Иногда, по вечерам, все собирались к роялю, стоявшему в передней комнате, играли и пели. Княжнам больше всего нравилось: «Это девушки все обожают, от принцесс до крестьянок простых. По ночам, об одном лишь мечтают, чтоб сбылися мечтания их»…
Оживление молодежи достигало апогея, когда по праздникам появлялись Мария, Анастасия и маленький наследник. Все бежали в сад и начинали играть в крокет.
У Ольги Николаевны ее правой рукой был молоденький прапорщик Шах-Багов, хорошенький, как картинка, и застенчивый, как девочка. Он всегда стоял немного в стороне и вспыхивал ярким румянцем всякий раз, когда его глаза встречались с глазами Ольги.
У Татьяны был свой любимец: рябой и некрасивый Мелик Адамов, тоже прапорщик Эриванского полка. Кстати и некстати он сыпал шутками и прибаутками, которые всегда встречали одобрение, делал отчаянные прыжки на одной ноге (другая была в гипсе), размахивал крокетным молоточком и потихоньку учил маленького наследника поджуливать, незаметно подкатывая шары.
После операции маленького Ноне уложили в постель подле окошка. А ночью Мелик Адамов умудрился посадить на штору ку-колку-бебе с такими же голубыми глазами и со следами пуха на голове.

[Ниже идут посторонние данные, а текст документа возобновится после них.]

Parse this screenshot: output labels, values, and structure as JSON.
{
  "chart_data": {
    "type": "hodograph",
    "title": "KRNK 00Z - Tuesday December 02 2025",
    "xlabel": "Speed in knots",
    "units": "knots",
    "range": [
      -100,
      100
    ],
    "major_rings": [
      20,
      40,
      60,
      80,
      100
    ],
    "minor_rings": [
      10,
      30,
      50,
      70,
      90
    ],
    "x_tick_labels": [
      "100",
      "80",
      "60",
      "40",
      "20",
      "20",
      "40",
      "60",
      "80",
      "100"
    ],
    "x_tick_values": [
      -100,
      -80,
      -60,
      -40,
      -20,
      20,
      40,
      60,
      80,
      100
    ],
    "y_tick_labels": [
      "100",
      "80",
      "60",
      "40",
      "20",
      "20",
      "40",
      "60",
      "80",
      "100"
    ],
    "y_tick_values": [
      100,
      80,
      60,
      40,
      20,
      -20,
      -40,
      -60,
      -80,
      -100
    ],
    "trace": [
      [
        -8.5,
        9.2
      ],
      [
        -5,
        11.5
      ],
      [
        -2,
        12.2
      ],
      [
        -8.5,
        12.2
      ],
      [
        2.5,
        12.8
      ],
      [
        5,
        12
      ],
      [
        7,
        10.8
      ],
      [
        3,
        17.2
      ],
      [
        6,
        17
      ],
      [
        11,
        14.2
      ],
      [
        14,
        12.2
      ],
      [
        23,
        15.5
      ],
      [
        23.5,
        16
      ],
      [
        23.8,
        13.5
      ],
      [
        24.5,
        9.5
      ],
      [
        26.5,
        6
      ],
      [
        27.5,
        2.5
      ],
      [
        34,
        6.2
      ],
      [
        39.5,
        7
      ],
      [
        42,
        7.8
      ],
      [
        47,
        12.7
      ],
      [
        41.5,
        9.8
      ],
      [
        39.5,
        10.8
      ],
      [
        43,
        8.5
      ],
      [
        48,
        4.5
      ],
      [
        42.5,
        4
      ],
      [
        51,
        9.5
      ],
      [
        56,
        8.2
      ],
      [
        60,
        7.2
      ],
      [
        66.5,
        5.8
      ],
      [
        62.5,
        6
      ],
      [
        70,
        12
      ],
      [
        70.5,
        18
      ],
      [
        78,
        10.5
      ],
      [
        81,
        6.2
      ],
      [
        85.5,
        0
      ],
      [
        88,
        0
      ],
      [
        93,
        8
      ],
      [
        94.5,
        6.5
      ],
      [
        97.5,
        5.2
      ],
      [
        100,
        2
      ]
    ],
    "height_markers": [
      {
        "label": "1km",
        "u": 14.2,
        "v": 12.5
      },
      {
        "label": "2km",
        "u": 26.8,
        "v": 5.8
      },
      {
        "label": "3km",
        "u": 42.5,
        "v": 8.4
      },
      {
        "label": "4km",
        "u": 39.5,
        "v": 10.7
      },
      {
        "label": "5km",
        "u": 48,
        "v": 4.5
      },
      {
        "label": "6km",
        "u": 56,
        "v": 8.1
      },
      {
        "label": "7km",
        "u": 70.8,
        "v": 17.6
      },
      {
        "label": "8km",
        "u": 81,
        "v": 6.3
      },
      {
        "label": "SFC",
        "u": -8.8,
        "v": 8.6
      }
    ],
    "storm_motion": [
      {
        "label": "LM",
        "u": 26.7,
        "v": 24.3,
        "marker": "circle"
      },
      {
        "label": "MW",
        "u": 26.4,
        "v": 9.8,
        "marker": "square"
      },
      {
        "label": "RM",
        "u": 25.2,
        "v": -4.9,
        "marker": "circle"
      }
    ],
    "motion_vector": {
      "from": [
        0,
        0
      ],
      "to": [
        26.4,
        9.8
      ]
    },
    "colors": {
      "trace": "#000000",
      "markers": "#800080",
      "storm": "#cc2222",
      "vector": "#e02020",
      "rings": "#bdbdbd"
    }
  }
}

— Смотрите, смотрите, Ваше Величество, — докладывал он утром Татьяне и Ольге, — за ночь у Ноне родился ребенок — вылитый портрет родильницы, а он злобствует, скрежещет на него зубами и все время пытается его уничтожить, только не может встать с постели.
Сходство действительно было поразительное — без смеха невозможно было глядеть на обоих.
Вечером вызвали Татьяну (она обслуживала телефон матери) и сообщили ей в шутливой форме о состоянии больных.
Князь Головани тоже не давал маху. Но он метил повыше. Доктор заметил, что Императрица благосклонно к нему относится, и как-то сказал ей:
— Вот, Ваше Величество, смотрите, какой результат компресса — рана уже заживает (у Головани был раздроблен большой палец руки).
— А наша молодежь с компрессами разъезжает по театрам.
— Ну, — вставил Головани, — был бы и я молод, разве вы удержали бы меня вашими компрессами?'
— Сколько же вам лет?
— Сорок, Ваше Величество, уже за сорок перевалило!
— Но, князь, ведь и я иногда смотрюсь в зеркало!
— Зачем, Ваше Величество? — прогремел веселый кавказец. — Не верьте зеркалам, верьте нам, мужчинам!
Кроме офицеров, в лазарете лежало еще 12 тяжелораненых солдат. Помню одного из них — это был хохол, красавец с синими глазами, чернобровый, кровь с молоком. У него также были раздроблены кости пятки, и после длительной операции он с трудом приходил в себя.